30 Day Song Challenge, Day 14: A Song No One Would Expect You To Love

I suspect today’s will be the most difficult prompt of the month, because it requires me to step outside of myself and try to think about what others think about what I think about music. Others know that I think a lot about music, so what I really have to consider is what others think about me, my tastes, my prejudices and biases, even my own image of myself as a music-lover. Meta-meta post here, for sure.

Of course, no one who has read my music posts over the years would expect me to love a Celtic song, or death-metal song, or an experimental jazz song, all of which fall within genres of music that I don’t like and don’t listen to.  I won’t be upsetting those expectations today.  And even though there are specific artists/bands within my preferred genres about whom I have made my dislike clear– Taylor Swift, The Doors, etc– it would be a stretch to say that no one would expect me to love at least one of their songs.

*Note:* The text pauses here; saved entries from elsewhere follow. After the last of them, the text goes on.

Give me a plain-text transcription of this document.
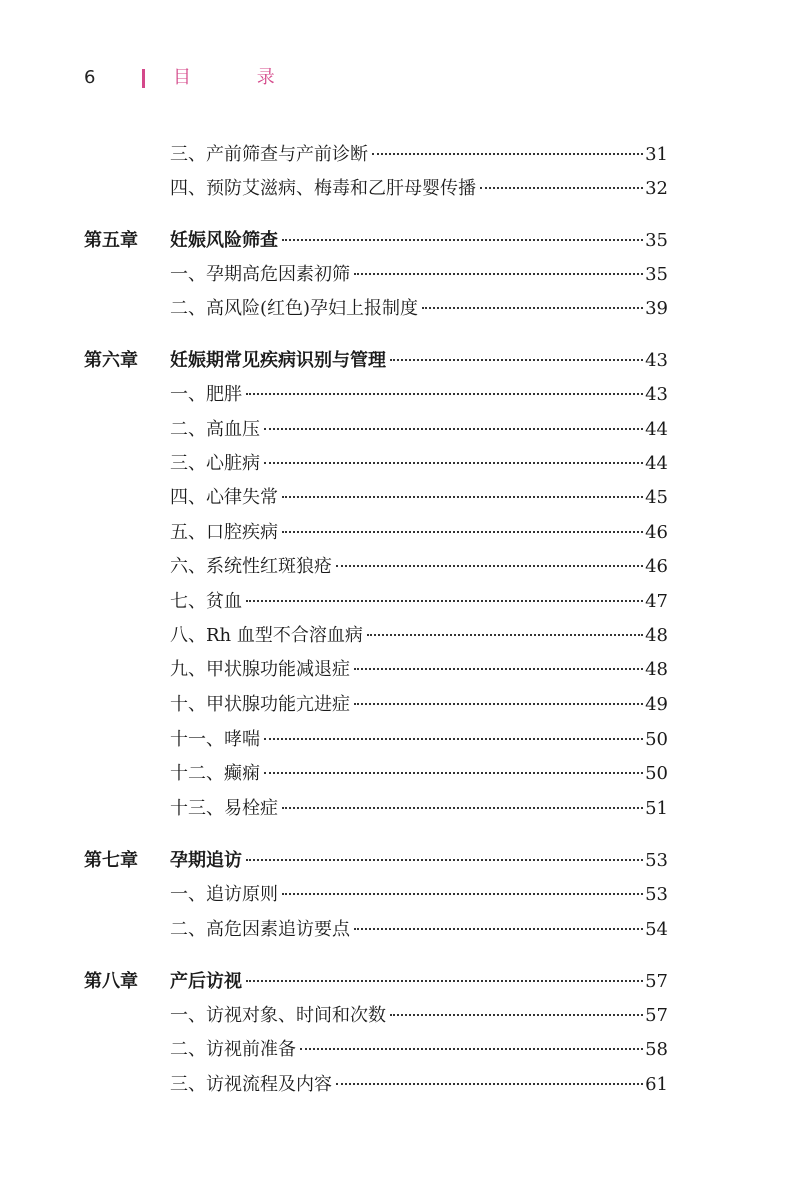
6	目 录
三、产前筛查与产前诊断	31
四、预防艾滋病、梅毒和乙肝母婴传播	32
第五章	妊娠风险筛查	35
一、孕期高危因素初筛	35
二、高风险(红色)孕妇上报制度	39
第六章	妊娠期常见疾病识别与管理	43
一、肥胖	43
二、高血压	44
三、心脏病	44
四、心律失常	45
五、口腔疾病	46
六、系统性红斑狼疮	46
七、贫血	47
八、Rh 血型不合溶血病	48
九、甲状腺功能减退症	48
十、甲状腺功能亢进症	49
十一、哮喘	50
十二、癫痫	50
十三、易栓症	51
第七章	孕期追访	53
一、追访原则	53
二、高危因素追访要点	54
第八章	产后访视	57
一、访视对象、时间和次数	57
二、访视前准备	58
三、访视流程及内容	61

For my pick today, I’m going to extrapolate a bit from the prompt and think about the community of music-lovers in which I move, about what I “expect” from them and vice versa. Communities are, of course, defined by the values, principles and tastes shared in common by their members.  When I think about my own “music community,” I find that it is comprised of three, in many cases overlapping, types of people: (1) actual musicians, i.e., those who sing, play an instrument, compose, mix or produce, (2) music theorists, and (3) music fans/lovers, e.g. those who may or may not perform or theorize about music, but whose personal identity is in some substantive way shaped by the music they listen to and love.

First, an anecdote. Just a couple of days ago on Day 12 of this Challenge (“a song from a band you hate”), one of my friends (Michael Norton) who is playing along with me on Facebook picked The Eagles‘ song “Hotel California.”  I commented on his pick: “I have to say that I honestly don’t get people’s hatred of The Eagles. Just. Don’t. Get. It.” To which Michael replied: “Whereas I just don’t get people’s love of them. At all.” To which I was incredulous.  C’mon Michael, I thought to myself, you don’t get why someone would love The Eagles at all?! I hate The Doors, and libertarianism, and brussel sprouts… but I can “get” the reasons why people like them, foreign to my own sensibilities and tastes as they may be.

And then it occurred to me: I actually have a lot of friends who hate The Eagles and who do not get at all why anyone would like them.  Friends who I otherwise would count as members of my “music community” and who I suspect would be surprised to learn that I not only like, but really love, The Eagles. That not everyone in my music community loves The Eagles is something that falls squarely within my normal expectations.  But that so many of them hate The Eagles is something that I wouldn’t expect– well, not until recently, when I started taking note of it– and so it stands to reason, mutatis mutandis, that they may not expect the opposite of me.

For that reason, I’m picking an Eagles’ song today that I really love, their 1973 “Lyin’ Eyes.”  Here it is:

This is, hands down, my favorite Eagles’ song.  It’s tells a truly epic sad story and packs in a ton of those simple and straightforwardly stated truths that I love in epic sad stories.  City girls just seem to find out early how to open doors with just a smile.  True.  I guess every form of refuge has its price.  True.  Ain’t it funny how your new life didn’t change things?  Yep.  There ain’t no way to hide your lyin’ eyes.  God, yes.

I love this song.

One last thing on this whole departing-from-the-norms-of-your-community theme: there have been several occasions over the years when friends of mine have recommended to me a band/artist that they were positive I would love, but I did not.  (I cannot tell you how many people have given me Meshell Ndegeocello albums. #thanksbutnothanks) And I’m always deeply surprised/disappointed when I miss the mark of my friends’ musical tastes in my recommendations to them. To me, it feels like a more serious transgression when you give one of your beloved albums/tracks to a friend and they don’t like it than when you discover that they like something you didn’t expect they would. Maybe that’s because I take it for granted that the tastes represented in my music community are broad and diverse. I’m not all that surprised when my friends like music I don’t like, nor am I surprised when they dislike things I like, but when they dislike things I expect them to love, or vice versa, it feels like a real, significant misjudgment of character has been made.

That is to say, my experience of my own music community inclines me far more often to say something like “HOW CAN YOU NOT LOVE THIS?!” (in all caps) and hardly ever “how can you possibly love that?” or “how can you not hate this?”.  I’m glad to have been given pause to think about this today, and reassured to find that in my music community– as I think is also true in my moral and political communities– I’m much more concerned with, and feel a much stronger bond as a consequence of, what my friends are for rather than what they’re against.